Back in 1995, I used to offer to dub tapes for people for blanks and postage if they read or skimmed an RMP post of mine this far, and sent me a thoughtful request for the tapes they wanted to obtain. It’s nearly 2021, and even though I mailed two (2) analog cassette tapes to Charlie Miller only last week for digital transfer of a ZERO show (that he somehow didn’t have) (!), tapes are uh not in high demand these days. But I’m informed and believe that “compact discs” are still listened to by some people. So, inspired by the Phish, I am giving away hundreds of Phish CDs (and will ship them at my own expense), including LivePhish official releases, boxed set(s), and discs I was sent by dozens of generous fans 15+ years ago that have only a date and set number scribbled on them. Just email me a polite request and include suggested shows or releases or time periods etc. etc., particularly if you were born in or after 1995 (or if you would like to get CDs for a new/newish fan who will really listen to them). This is also an experiment to see if there in fact are people who still listen to CDs, given that in this day and age one can stream everything Phishy that circulates online, whether via LivePhish or Relisten or phish.in.

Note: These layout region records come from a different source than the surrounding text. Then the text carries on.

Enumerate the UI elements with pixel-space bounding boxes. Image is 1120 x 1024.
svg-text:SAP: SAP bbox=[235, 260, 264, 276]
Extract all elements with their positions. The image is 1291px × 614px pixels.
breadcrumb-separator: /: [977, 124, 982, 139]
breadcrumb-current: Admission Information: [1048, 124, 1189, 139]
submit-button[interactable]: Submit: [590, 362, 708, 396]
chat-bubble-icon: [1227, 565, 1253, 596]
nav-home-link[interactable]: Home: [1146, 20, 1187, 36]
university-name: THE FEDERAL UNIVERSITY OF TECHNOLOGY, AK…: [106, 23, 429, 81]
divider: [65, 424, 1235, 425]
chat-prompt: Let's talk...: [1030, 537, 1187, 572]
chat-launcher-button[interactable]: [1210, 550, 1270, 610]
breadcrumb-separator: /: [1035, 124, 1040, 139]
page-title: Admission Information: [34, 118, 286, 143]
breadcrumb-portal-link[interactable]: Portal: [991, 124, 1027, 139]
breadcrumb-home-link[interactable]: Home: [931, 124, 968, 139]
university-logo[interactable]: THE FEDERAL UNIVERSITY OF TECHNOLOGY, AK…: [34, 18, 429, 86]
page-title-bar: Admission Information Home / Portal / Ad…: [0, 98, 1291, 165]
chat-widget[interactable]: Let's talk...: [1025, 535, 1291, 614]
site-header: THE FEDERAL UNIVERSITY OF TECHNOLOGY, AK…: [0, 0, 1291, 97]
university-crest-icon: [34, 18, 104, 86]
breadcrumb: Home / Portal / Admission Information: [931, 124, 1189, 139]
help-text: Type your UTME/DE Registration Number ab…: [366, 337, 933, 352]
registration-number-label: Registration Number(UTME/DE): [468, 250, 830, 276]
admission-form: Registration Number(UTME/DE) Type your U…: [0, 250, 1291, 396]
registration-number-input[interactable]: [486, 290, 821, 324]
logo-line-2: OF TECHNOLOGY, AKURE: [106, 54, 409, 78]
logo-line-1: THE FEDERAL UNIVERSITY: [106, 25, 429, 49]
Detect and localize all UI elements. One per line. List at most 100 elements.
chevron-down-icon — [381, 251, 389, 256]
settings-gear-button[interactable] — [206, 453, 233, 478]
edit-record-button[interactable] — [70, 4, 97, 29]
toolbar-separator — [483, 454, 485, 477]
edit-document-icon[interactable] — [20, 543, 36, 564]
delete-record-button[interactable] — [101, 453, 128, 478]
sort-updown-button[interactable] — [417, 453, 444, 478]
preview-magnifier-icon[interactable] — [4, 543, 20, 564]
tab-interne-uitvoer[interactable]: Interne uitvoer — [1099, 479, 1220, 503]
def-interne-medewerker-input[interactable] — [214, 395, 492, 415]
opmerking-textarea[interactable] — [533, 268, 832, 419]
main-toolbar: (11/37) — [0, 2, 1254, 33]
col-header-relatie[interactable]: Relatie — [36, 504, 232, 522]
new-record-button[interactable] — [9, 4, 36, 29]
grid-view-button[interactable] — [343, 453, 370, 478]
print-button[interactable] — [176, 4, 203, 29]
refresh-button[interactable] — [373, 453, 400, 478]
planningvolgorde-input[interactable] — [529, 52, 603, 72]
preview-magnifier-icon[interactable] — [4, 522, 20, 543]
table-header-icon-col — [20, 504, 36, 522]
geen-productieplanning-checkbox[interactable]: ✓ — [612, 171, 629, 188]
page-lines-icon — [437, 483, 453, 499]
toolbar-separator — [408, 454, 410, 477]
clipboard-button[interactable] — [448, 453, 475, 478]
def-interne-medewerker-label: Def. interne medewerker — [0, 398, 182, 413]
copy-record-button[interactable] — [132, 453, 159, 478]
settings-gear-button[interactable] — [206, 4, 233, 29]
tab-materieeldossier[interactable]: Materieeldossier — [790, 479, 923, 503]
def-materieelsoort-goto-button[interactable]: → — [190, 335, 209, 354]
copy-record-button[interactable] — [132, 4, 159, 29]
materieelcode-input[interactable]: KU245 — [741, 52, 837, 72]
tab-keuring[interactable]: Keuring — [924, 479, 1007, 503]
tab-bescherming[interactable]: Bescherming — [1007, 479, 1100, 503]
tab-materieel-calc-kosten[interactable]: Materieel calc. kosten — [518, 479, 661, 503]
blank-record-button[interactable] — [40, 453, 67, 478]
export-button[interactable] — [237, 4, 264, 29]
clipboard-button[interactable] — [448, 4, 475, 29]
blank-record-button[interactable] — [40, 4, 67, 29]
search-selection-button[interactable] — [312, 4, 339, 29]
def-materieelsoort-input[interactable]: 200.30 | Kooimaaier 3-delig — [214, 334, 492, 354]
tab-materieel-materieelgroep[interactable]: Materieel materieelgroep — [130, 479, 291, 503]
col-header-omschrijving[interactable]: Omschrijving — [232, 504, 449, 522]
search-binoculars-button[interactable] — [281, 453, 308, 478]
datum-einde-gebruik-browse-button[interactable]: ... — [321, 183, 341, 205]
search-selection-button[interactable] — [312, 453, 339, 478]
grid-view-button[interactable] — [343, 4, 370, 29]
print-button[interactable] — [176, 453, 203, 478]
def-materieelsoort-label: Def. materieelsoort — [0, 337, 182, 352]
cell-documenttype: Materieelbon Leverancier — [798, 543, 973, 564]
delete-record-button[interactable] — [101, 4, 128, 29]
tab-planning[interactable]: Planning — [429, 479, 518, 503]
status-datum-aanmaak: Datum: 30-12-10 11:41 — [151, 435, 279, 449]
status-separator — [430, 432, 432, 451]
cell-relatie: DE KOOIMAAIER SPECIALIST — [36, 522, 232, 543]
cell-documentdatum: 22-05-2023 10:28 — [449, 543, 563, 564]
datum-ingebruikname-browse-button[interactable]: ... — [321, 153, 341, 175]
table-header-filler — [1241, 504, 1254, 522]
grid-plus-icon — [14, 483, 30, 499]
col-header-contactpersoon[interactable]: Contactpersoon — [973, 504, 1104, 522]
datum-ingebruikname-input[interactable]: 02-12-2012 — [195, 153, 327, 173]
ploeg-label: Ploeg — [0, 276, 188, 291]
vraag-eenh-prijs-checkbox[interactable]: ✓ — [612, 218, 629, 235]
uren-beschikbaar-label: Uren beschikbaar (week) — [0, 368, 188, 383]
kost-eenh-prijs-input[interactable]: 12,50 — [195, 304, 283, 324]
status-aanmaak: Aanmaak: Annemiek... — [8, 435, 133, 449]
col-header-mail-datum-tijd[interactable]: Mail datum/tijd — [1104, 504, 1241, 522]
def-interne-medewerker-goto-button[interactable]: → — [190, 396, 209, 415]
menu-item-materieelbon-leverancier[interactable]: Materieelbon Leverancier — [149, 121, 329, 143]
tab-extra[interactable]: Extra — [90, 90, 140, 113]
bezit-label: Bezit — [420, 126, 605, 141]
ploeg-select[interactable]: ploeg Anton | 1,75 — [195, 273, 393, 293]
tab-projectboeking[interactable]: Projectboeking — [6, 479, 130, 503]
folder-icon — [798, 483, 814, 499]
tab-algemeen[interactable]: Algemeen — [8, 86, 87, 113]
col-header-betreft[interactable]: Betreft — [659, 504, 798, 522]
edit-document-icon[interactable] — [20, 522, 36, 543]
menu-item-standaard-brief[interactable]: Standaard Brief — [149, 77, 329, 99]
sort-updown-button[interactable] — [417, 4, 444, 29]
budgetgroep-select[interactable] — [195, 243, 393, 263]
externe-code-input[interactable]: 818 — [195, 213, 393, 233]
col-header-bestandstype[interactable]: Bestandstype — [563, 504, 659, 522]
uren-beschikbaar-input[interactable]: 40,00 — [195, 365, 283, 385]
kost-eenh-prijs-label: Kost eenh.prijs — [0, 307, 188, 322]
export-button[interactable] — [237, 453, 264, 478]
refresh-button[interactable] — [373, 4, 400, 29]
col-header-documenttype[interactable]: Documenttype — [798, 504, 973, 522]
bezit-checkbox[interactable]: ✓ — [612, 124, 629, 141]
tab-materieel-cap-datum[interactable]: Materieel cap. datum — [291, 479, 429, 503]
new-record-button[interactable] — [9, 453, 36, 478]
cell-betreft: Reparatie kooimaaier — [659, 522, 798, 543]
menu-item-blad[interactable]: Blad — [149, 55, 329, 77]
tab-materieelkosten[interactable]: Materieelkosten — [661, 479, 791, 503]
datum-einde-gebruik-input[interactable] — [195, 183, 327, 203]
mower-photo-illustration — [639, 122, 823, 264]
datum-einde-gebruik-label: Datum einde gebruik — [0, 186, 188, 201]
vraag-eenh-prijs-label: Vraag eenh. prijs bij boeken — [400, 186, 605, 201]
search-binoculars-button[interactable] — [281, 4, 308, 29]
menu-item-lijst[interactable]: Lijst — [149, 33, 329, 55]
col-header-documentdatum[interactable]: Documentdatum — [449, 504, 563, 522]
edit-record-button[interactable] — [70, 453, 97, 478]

We are immensely fortunate to be Phish fans, and I am proud of our community for raising over $1.85 million this year for charitable causes nationwide. Thank you Phish for continuing to inspire us, continuing to “be there” for us, and continuing to care about our welfare during this demoralizing year. We love you! See you at a show in 4.0. -two cents

© 1995 PHISH (Late Fall 1995 Doniac Schvice letters/final page)
© 1995 PHISH (Late Fall 1995 Doniac Schvice letters/final page)

p.s. Since this is a thing one can easily do now, listen here for Page teasing the heck out of "Dave's Energy Guide" during 12/31/95's Mike's Song for several measures. And if you never knew when the "second jam in Mike's Song" started within the song's structure, you know now.